Legacy of Compassion

Mediaon October 2nd, 2017Comments Off on Legacy of Compassion

I met Rick Steiner for the very first time many years ago. We had both just dropped our kids off at school. We talked about our kids, their sports, their homework and the challenges of fixing dinner. It was hard not to take an immediate liking to the soft-spoken, mild-mannered man with his self-effacing demeanor and kind eyes.

Years passed since that first meeting. Our kids graduated high school and went to colleges in different cities. I took a job at the Freestore Foodbank. A few weeks ago, I heard that we received a bequest from a donor who passed away recently.  As I learned more about this extraordinary act of generosity, I realized with shock and sadness that the deceased donor was none other than my dear friend, Rick Steiner.  As I started to write about him, I discovered that Rick had led an extraordinary life and was a remarkable human being in every sense of the word.

Rick Steiner came from a family of artists. His grandmother was Desiree Lazard, the famous Broadway performer. The Steiner family has lived in North Avondale since 1955. Rick’s father and two uncles founded “Kenner Products”, the creators of the famously successful “Easy Bake Oven” and a host of other well-known toys.  Rick’s mother was an actress and she introduced him to acting when he was a child via the Cincinnati Summer Playhouse. Rick graduated from Walnut Hills High School, got a BA in Economics from the University of Wisconsin and an MBA in Marketing from the University of Chicago. He worked a number of unusual jobs including selling medicated tropical fish food, started a closed circuit TV theater in Boston and dabbled in capital investment by investing in Chi-Chi’s Mexican restaurant. He also pursued his passion for poker and ended up winning a number of championships. Eventually he started investing in large scale productions on Broadway.  This was the direct result of his friendship with childhood friend and college roommate Rocco Landesman. Together they created many celebrated Broadway hits such as “Big River:  The Adventures of Huckleberry Finn” (one thousand performances), “Hairspray” (two thousand five hundred performances), “The Producers” (twelve Tony awards shattering all records) and “Jersey Boys? ”(performed  for more than ten years). He ended up co-producing 11 Broadway musicals four of which won the Tony Award for Best Musical.  Rick was a rare genius who started in Cincinnati, made us all proud and hardly ever spoke about his accomplishments.

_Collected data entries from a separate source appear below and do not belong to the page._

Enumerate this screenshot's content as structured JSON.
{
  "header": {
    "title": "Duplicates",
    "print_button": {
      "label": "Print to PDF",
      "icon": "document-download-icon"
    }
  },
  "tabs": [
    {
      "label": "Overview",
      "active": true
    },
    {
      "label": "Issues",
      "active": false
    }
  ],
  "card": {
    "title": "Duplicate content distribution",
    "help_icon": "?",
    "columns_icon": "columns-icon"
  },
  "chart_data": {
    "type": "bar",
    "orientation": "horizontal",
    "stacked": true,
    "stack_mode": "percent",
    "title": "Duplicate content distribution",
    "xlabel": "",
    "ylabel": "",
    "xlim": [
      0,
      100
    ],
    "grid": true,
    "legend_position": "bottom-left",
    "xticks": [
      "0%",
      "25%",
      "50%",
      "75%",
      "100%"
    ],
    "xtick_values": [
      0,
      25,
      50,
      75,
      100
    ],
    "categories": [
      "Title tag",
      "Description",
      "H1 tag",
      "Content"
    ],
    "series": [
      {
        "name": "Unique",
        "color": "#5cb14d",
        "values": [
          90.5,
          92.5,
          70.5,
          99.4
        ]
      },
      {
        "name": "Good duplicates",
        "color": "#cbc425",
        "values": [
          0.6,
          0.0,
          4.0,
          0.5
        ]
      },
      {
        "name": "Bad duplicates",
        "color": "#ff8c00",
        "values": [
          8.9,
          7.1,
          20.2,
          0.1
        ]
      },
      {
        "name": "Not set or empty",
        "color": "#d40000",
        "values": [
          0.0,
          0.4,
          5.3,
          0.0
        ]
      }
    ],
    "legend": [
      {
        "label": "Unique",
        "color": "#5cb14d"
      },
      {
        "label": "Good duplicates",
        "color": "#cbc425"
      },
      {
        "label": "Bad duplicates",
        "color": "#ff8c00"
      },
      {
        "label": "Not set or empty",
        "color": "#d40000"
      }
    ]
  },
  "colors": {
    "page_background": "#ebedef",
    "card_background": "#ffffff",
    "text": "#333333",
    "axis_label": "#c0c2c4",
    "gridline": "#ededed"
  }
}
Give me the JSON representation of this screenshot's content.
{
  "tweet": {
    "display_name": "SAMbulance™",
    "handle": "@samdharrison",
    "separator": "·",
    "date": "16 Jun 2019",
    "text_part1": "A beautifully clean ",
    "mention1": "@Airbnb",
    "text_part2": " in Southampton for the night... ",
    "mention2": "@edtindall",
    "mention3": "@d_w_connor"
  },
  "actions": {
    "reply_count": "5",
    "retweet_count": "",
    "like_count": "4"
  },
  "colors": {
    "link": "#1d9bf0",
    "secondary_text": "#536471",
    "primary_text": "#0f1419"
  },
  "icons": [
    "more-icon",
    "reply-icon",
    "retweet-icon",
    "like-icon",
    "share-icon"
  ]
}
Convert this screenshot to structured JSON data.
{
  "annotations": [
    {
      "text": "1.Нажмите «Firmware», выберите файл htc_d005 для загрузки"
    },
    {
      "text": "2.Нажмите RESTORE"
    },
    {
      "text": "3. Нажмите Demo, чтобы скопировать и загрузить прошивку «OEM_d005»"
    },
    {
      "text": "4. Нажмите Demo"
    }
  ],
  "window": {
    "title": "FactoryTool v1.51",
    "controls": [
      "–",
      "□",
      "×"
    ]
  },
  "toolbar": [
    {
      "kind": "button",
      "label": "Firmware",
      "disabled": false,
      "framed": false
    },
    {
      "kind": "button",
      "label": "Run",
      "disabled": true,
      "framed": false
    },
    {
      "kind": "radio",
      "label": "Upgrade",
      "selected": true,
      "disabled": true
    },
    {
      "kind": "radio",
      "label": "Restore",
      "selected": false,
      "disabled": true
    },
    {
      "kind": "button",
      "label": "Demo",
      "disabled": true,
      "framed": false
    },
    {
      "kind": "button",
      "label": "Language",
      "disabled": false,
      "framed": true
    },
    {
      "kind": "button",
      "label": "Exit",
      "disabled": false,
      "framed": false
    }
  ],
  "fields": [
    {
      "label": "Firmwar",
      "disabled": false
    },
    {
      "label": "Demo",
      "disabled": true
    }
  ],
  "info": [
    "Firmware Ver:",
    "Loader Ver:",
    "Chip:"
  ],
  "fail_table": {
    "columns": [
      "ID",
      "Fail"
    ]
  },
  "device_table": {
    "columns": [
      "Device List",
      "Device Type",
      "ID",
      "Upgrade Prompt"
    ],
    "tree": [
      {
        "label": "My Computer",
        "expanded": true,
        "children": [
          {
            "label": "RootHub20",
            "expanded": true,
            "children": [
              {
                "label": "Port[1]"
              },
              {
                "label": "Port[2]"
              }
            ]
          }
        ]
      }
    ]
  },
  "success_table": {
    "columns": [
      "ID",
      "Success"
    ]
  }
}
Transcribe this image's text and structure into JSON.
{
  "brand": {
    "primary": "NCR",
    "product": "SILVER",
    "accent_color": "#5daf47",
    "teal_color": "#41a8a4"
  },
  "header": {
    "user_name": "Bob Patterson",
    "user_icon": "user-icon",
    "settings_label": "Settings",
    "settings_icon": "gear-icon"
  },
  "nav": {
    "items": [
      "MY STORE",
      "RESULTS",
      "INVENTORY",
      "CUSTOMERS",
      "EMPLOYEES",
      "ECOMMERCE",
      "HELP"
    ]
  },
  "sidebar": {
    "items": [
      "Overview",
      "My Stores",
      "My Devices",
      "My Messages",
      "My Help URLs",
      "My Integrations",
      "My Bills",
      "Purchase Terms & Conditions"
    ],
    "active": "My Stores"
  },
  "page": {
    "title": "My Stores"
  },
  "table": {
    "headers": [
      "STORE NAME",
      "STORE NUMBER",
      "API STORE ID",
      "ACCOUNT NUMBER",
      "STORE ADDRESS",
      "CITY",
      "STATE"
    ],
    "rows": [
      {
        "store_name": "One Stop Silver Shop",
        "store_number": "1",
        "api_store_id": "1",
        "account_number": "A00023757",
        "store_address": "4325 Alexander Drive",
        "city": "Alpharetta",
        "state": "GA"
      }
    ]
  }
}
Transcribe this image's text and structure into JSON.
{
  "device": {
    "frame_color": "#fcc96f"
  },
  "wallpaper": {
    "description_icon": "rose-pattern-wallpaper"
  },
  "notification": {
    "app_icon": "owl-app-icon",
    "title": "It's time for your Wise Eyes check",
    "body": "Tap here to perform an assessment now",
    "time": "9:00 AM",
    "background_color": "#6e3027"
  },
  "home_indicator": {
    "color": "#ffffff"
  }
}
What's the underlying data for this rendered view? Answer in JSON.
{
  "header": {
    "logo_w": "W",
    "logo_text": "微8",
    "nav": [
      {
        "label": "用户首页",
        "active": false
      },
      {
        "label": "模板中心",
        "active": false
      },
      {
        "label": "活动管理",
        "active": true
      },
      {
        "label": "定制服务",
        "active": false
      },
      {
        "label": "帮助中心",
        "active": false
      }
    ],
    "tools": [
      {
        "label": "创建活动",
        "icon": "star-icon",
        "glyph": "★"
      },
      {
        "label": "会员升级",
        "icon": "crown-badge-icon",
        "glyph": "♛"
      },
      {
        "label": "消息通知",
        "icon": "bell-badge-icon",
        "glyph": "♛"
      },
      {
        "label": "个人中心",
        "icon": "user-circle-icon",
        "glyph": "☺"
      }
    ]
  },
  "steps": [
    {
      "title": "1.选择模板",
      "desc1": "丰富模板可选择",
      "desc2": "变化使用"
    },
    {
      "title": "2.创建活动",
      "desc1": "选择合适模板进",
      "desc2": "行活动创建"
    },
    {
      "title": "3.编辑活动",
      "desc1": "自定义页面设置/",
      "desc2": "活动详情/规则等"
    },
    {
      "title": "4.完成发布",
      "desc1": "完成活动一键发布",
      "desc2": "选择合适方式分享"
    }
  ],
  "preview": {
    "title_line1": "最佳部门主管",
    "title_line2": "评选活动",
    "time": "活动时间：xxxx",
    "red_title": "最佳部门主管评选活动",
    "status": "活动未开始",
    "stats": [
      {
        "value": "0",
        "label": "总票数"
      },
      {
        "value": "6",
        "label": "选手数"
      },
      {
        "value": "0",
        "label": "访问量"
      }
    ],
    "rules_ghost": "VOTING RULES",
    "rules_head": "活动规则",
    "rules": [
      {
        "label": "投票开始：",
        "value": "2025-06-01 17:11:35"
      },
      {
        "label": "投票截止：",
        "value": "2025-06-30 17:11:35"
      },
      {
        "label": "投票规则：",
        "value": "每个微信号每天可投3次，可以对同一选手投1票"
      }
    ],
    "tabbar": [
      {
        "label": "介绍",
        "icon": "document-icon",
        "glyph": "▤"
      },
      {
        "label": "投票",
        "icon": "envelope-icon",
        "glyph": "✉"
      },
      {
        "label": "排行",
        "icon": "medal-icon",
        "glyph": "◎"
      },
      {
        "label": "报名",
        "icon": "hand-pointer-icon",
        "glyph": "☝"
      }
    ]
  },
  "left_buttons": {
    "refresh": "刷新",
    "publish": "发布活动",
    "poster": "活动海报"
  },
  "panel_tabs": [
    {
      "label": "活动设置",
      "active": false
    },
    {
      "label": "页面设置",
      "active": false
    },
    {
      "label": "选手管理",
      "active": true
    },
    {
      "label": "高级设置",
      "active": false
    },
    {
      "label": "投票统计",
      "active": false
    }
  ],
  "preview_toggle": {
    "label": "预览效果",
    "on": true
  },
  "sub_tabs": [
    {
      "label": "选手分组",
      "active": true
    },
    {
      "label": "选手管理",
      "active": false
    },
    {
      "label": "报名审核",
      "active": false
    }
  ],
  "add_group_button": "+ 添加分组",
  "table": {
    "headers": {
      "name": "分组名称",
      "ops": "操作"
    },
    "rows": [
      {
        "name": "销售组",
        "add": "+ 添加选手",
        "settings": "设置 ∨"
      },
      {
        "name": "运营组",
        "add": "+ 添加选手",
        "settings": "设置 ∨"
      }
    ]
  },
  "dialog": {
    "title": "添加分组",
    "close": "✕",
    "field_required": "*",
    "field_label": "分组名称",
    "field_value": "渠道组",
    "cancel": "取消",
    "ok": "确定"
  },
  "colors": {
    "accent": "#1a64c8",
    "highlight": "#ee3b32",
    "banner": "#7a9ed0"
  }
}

Rick’s generosity has left the Freestore Foodbank with the ability to help the community of Cincinnati in significant ways.  “Philanthropy was not something that we talked about. However it was observed by our family, especially my father who was ahead of his time in how much he gave back to the community,” remembers Corky Steiner, Rick’s brother.  The Steiners would like Rick to be remembered for his compassion and his willingness to think of what he can do to help others who are less fortunate.